On Sun, Sep 10, 2017 at 9:36 AM, Eric V. Smith <eric@trueblade.com> wrote:
On 9/10/2017 10:00 AM, Michel Desmoulin wrote:
- any chance it becomes a built in later ? When classes have been
improved in Python 2, the object built-in was added. Imagine if we had
had to import it every time... Or maybe just plug it to object like
@object.dataclass.

Because of the choice of using module-level functions so as to not introduce conflicts in the object's namespace, it would be difficult to make this a builtin.
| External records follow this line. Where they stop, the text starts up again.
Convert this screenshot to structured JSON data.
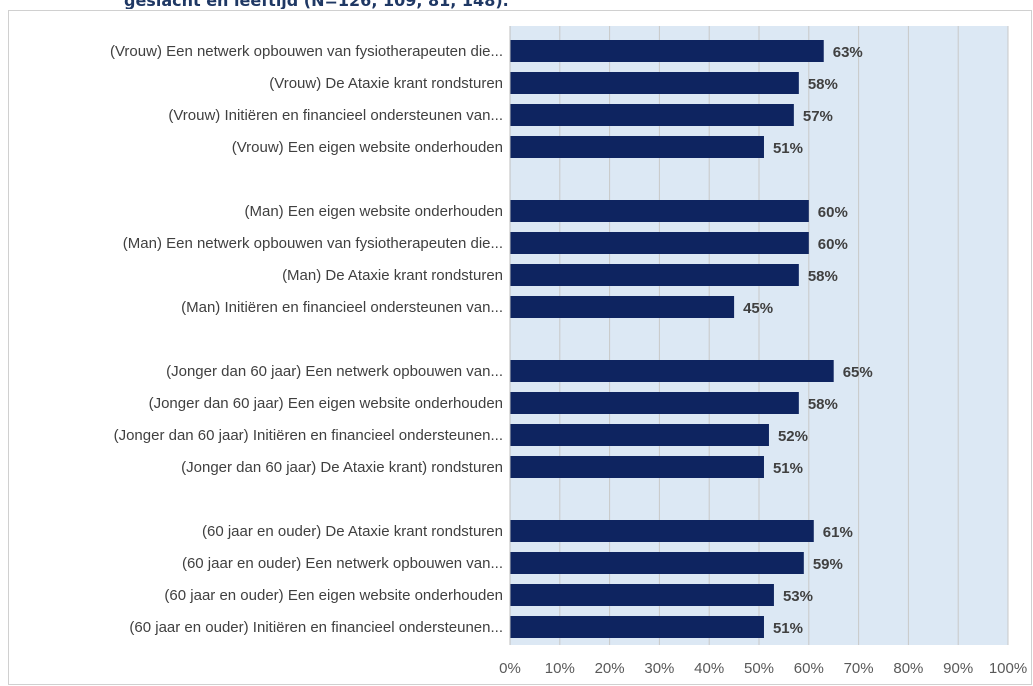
{
  "page": {
    "title_fragment": "geslacht en leeftijd (N=126, 109, 81, 148)."
  },
  "colors": {
    "bar": "#0e2460",
    "plot_background": "#dce8f4",
    "gridline": "#c8c8c8"
  },
  "chart_data": {
    "type": "bar",
    "orientation": "horizontal",
    "title": "geslacht en leeftijd (N=126, 109, 81, 148).",
    "xlabel": "",
    "ylabel": "",
    "xlim": [
      0,
      100
    ],
    "grid": true,
    "x_ticks": [
      "0%",
      "10%",
      "20%",
      "30%",
      "40%",
      "50%",
      "60%",
      "70%",
      "80%",
      "90%",
      "100%"
    ],
    "groups": [
      {
        "items": [
          {
            "label": "(Vrouw) Een netwerk opbouwen van fysiotherapeuten die...",
            "value": 63,
            "value_label": "63%"
          },
          {
            "label": "(Vrouw) De Ataxie krant rondsturen",
            "value": 58,
            "value_label": "58%"
          },
          {
            "label": "(Vrouw) Initiëren en financieel ondersteunen van...",
            "value": 57,
            "value_label": "57%"
          },
          {
            "label": "(Vrouw) Een eigen website onderhouden",
            "value": 51,
            "value_label": "51%"
          }
        ]
      },
      {
        "items": [
          {
            "label": "(Man) Een eigen website onderhouden",
            "value": 60,
            "value_label": "60%"
          },
          {
            "label": "(Man) Een netwerk opbouwen van fysiotherapeuten die...",
            "value": 60,
            "value_label": "60%"
          },
          {
            "label": "(Man) De Ataxie krant rondsturen",
            "value": 58,
            "value_label": "58%"
          },
          {
            "label": "(Man) Initiëren en financieel ondersteunen van...",
            "value": 45,
            "value_label": "45%"
          }
        ]
      },
      {
        "items": [
          {
            "label": "(Jonger dan 60 jaar) Een netwerk opbouwen van...",
            "value": 65,
            "value_label": "65%"
          },
          {
            "label": "(Jonger dan 60 jaar) Een eigen website onderhouden",
            "value": 58,
            "value_label": "58%"
          },
          {
            "label": "(Jonger  dan 60 jaar) Initiëren en financieel ondersteunen...",
            "value": 52,
            "value_label": "52%"
          },
          {
            "label": "(Jonger dan 60 jaar) De Ataxie krant) rondsturen",
            "value": 51,
            "value_label": "51%"
          }
        ]
      },
      {
        "items": [
          {
            "label": "(60 jaar en ouder) De Ataxie krant rondsturen",
            "value": 61,
            "value_label": "61%"
          },
          {
            "label": "(60 jaar en ouder) Een netwerk opbouwen van...",
            "value": 59,
            "value_label": "59%"
          },
          {
            "label": "(60 jaar en ouder) Een eigen website onderhouden",
            "value": 53,
            "value_label": "53%"
          },
          {
            "label": "(60 jaar en ouder) Initiëren en financieel ondersteunen...",
            "value": 51,
            "value_label": "51%"
          }
        ]
      }
    ]
  }
}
The temptation to make everything a builtin should be resisted.
 
Although now that I think about it, maybe what are currently module-level functions should instead be methods on the "dataclass" decorator itself:

@dataclass
class C:
  i: int = dataclass.field(default=1, init=False)
  j: str

c = C('hello')

dataclass.asdict(c)
{'i': 1, 'j': 'hello'}

Then, "dataclass" would be the only name the module exports, making it easier to someday be a builtin. I'm not sure it's important enough for this to be a builtin, but this would make it easier. Thoughts? I'm usually not a fan of having attributes on a function: it's why itertools.chain.from_iterable() is hard to find.

Let's not do that.

It would be better to design the module so that people can write `from dataclasses import *` and they will only get things that are clearly part of dataclasses (I guess dataclass, field, asdict, and a few more like that). That way people who really want this to look like a builtin can just violate PEP 8.